KABIR & BHAKTI: THE ECSTASY OF DEVOTION
by contemplativeinquiry
A weaver by trade but a poet-singer by calling, Kabir lived in fifteenth century India. His philosophy incorporated various beliefs of both Muslims and Hindus and later became one of the major influences behind Sikhism. Like Rumi, further to the west and generations earlier, he followed a devotional and ecstatic path, and like Rumi he was a bridge builder between traditions. The poem below expresses the spirit in his spirituality.
Have you heard the music that no fingers enter into?
Far inside the house
Entangled music – what is the sense of leaving your house?
Suppose you scrub your ethical skin until it shines,
But inside there is no music,
Then what?
Mohammed’s son pores over words, and points out this
And that,
But if his chest is not soaked with love,
Then what?
The Yogi comes along in his famous orange.
But if inside he is colourless, then what?

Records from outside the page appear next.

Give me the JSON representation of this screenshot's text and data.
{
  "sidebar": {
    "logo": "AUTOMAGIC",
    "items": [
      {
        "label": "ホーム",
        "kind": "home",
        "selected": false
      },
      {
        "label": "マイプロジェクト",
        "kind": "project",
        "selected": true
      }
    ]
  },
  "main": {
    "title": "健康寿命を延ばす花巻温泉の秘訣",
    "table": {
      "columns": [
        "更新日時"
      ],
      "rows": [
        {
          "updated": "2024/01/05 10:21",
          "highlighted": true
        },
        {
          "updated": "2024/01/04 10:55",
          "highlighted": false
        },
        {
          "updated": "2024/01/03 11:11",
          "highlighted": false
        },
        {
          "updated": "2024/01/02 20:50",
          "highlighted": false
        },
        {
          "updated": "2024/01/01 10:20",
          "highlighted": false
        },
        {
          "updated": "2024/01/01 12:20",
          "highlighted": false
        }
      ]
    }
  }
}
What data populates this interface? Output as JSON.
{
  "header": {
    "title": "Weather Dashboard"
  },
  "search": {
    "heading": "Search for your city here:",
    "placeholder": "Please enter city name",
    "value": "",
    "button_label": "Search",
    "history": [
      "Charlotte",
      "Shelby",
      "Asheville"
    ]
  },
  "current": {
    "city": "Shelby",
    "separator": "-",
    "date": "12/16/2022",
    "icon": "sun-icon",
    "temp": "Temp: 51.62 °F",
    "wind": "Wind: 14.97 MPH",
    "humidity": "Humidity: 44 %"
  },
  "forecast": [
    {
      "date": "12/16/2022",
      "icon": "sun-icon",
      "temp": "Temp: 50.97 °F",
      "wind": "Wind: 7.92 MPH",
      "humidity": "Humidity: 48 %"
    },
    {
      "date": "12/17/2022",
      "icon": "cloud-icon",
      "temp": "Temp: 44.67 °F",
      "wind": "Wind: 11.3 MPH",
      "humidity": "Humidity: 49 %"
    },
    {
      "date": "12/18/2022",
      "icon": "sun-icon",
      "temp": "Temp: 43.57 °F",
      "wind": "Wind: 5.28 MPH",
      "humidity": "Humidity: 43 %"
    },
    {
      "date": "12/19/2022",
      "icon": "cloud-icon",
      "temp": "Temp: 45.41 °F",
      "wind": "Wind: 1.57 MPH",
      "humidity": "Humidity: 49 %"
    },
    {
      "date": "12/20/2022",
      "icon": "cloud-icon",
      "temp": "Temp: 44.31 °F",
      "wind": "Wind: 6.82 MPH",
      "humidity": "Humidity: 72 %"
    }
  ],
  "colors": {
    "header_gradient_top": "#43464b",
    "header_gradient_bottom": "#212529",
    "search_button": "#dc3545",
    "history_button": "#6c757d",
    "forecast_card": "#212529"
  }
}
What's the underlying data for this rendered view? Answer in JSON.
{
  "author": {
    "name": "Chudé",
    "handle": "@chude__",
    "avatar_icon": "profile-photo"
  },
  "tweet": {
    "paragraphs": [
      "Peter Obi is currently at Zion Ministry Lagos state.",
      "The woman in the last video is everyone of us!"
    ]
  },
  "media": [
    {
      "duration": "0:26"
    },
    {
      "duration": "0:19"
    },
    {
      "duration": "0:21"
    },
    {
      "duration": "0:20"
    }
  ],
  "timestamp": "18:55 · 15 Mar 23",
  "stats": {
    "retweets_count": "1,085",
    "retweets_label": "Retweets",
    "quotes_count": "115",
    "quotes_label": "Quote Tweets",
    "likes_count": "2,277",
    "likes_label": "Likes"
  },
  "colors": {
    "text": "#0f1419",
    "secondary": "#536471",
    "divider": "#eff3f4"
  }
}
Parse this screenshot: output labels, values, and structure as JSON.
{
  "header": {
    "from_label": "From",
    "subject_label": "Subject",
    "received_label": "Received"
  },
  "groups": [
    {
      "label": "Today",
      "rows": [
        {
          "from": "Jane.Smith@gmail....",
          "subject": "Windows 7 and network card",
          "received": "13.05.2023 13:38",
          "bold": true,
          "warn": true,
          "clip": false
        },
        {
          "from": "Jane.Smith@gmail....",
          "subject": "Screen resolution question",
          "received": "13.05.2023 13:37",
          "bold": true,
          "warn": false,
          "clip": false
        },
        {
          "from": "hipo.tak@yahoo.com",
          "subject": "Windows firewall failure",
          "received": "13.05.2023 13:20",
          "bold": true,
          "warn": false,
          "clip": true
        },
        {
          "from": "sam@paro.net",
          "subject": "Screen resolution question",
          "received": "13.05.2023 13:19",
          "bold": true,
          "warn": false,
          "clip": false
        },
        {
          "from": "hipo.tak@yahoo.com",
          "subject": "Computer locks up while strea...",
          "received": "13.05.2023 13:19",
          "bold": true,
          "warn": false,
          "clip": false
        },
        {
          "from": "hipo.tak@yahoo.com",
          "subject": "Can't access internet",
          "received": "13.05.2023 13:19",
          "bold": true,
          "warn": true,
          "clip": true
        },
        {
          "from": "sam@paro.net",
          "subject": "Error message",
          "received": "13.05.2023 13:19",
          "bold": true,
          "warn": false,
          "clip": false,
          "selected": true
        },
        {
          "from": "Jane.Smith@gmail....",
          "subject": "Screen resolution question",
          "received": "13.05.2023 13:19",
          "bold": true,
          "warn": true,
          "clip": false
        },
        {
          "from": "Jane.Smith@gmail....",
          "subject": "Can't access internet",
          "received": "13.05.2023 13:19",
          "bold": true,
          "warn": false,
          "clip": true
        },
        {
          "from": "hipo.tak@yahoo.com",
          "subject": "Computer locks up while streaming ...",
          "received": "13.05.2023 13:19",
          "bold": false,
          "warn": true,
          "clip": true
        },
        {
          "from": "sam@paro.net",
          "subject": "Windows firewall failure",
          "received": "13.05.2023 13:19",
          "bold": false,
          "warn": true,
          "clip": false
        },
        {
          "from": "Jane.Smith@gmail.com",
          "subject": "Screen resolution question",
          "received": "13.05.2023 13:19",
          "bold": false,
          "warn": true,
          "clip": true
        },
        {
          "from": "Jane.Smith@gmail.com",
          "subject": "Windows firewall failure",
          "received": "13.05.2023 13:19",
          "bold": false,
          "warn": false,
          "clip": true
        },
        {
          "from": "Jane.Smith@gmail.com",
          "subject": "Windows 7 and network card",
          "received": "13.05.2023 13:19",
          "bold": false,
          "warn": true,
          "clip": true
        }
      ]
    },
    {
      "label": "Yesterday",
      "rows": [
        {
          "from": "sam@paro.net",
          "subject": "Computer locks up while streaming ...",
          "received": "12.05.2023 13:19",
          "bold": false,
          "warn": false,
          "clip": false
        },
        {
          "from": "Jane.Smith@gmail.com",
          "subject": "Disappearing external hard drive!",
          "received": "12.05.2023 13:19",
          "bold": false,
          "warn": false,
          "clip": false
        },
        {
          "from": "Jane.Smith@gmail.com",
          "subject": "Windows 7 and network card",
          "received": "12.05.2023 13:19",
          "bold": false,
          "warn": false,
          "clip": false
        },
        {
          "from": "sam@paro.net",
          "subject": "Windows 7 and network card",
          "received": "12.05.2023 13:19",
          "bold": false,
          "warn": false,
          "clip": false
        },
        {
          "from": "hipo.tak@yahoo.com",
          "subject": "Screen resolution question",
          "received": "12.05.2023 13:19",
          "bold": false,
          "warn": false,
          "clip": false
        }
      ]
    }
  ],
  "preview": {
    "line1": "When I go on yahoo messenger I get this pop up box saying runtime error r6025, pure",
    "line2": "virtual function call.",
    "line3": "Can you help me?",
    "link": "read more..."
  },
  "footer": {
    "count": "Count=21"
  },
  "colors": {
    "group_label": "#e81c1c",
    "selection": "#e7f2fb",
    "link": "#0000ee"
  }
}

Kabir says: Every instant that the sun us risen,
If I stand in the temple, or on a balcony,
In the hot fields, or in a walled garden,
My own Lord is making love with me.
Kabir Ecstatic poems Boston, MA: Beacon Press, 1992 (The English translations are free enough for Robert Bly to call them ‘versions by Robert Bly’. There is an earlier set of translations published by MacMillan in New York in 1915 by Rabindranath Tagore assisted by Evelyn Underhill under the title Songs of Kabir – now republished by in the BiblioBazaar Reproduction Series. Whilst I don’t follow Bly in calling the English of the earlier work “useless”, I do find that Bly’s interpretation has more passion and power. The Bly work includes an insightful afterword Kabir and the transcendental Bly by John Stratton Hawley).